Reuters “Hapisteki general mahkeme savaşı için fit kalıyor” başlığıyla verdiği ve Milliyet'te yayımlanan habere göre, “68 yaşındaki general sağlığının yerinde, moralinin düzgün olduğunu söylüyor. Hapse girdiğinden beri formunu düzenli egzersiz yaparak koruyor” dedi. Başbuğ da ajansa, “Asker olarak biz her türlü stres ve zorluğa karşı eğitimliyiz, hiçbir problem yok” açıklamasını gönderdi. Başbuğ kendisini en çok “Ergenekon terör örgütünün aracı lideri olarak TSK’ya sızma suçlamasının” afallattığını belirterek, “Burada televizyon var. Hurşit Tolon (eski 1. Ordu Komutanı) ve Alaettin Sevim (eski Ege Deniz Bölge Komutanı) ile aynı hücredeyiz” dedi. Başbuğ, avukatı dışında ailesiyle görüştüğünü, CHP üyesi parlamenterlerin de kendisini ziyaret ettiğini söyledi.
'En şoke edici av’
Reuters ocak ayında tutuklanan Başbuğ’u “Erdoğan hükümetini islamcı kökenli olduğu gerekçesiyle devirmeye çalışmakla suçlanan yüzlerce askerden en yüksek rutbelisi” olarak tanıttı. Ajans “Ergenekon soruşturmasında yalnızca askerler değil, gazeteciler ve akademisyenler de dahil yüzlerce kişi tutuklandı ancak 2008-2010 arasında genelkurmay başkanlığı yapan Başbuğ kuşkusuz en şoke edici av oldu” yorumunu yaptı.
Başbuğ’un avukatı İlkay Sezer, suçlamaların tutarsızlıklarla dolu olduğunu, mahkemenin müvekkili hakkında serbest yargılanma kararı alacağına inanmadığını ifade etti. Reuters ise, “Sanıkların delillerle oynama riski yıllarca önce işlendiği söylenen suçlarda bile uzatılmış tutukluk süreleri için bahane olarak kullanılıyor” yorumunu yaptı.

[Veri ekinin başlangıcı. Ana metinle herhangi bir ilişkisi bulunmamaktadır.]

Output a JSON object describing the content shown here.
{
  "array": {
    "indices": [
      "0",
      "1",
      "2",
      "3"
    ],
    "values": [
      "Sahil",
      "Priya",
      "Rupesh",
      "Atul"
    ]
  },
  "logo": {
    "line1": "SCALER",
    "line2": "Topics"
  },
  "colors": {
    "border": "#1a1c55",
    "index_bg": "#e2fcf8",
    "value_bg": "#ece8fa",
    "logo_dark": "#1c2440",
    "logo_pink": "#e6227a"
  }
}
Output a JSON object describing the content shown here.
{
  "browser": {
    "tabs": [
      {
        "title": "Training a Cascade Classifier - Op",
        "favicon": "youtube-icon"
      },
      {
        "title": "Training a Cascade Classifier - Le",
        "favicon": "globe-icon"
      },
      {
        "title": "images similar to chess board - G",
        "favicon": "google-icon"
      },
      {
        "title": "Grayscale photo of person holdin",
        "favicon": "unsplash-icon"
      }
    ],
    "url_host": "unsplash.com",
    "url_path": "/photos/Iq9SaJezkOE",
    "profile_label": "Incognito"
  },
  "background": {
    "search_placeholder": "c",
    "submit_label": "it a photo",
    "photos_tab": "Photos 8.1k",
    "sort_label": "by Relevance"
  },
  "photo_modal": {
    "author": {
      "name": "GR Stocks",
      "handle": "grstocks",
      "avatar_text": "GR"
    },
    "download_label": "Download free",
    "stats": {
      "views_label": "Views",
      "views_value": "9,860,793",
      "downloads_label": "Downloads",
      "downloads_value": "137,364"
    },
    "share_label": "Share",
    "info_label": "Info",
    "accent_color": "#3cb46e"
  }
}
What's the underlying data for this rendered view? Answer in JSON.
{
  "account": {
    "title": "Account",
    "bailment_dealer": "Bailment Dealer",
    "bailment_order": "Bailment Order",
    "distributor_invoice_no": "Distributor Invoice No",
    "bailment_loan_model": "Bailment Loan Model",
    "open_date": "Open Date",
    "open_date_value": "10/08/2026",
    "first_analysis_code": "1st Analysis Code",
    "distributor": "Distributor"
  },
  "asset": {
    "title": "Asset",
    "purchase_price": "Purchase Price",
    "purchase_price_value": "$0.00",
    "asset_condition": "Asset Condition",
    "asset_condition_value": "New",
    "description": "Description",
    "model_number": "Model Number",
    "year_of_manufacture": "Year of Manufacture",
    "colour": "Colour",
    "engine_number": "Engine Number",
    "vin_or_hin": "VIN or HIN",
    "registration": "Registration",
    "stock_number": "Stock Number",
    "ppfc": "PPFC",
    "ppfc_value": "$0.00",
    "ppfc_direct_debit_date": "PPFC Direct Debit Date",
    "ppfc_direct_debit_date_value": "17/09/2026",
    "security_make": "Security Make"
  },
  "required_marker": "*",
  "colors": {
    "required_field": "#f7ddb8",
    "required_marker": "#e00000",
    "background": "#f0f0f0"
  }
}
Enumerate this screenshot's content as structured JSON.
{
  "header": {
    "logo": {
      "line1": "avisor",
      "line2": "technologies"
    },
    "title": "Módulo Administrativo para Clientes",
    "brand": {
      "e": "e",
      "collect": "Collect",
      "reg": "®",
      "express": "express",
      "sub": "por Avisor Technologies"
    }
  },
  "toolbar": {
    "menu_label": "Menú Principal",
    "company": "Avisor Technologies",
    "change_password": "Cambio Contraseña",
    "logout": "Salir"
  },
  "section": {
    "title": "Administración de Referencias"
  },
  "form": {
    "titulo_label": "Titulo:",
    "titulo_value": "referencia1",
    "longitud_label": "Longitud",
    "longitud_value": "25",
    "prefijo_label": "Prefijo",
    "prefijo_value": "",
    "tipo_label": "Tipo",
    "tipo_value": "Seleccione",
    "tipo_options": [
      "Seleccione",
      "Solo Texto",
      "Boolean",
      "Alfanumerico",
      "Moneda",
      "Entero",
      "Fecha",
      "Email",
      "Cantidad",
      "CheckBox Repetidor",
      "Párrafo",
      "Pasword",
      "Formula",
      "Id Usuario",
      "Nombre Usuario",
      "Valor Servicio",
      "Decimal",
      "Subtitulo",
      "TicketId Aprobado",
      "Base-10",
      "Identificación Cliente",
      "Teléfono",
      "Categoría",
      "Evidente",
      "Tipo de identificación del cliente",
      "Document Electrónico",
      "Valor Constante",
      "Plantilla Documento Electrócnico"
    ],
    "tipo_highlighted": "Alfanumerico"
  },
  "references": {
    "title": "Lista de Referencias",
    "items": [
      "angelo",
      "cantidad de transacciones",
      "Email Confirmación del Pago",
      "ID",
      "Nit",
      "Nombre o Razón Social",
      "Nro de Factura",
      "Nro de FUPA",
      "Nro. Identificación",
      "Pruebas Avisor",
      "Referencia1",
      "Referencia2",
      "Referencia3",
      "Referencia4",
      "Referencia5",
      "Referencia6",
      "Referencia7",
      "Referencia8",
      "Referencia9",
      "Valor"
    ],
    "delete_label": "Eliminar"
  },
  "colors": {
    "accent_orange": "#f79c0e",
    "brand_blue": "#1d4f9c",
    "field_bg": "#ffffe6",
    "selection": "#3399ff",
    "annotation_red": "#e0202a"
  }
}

Reuters, Ergenekon soruşturmasının başta “darbelerden sonra demokrasinin yeşermesini isteyen halk tarafından umutla karşılandığını ancak dava ilerledikçe ve özel yetkili savcılar tutuklamaları hüküme çevirmekte zorlandıkça kamuoyu görüşünün de ikiye bölündüğünü, bazı kesimlerin Ergenekon’un muhalefeti susturma aracı olarak kullanıldığını düşündüğünü” yazdı.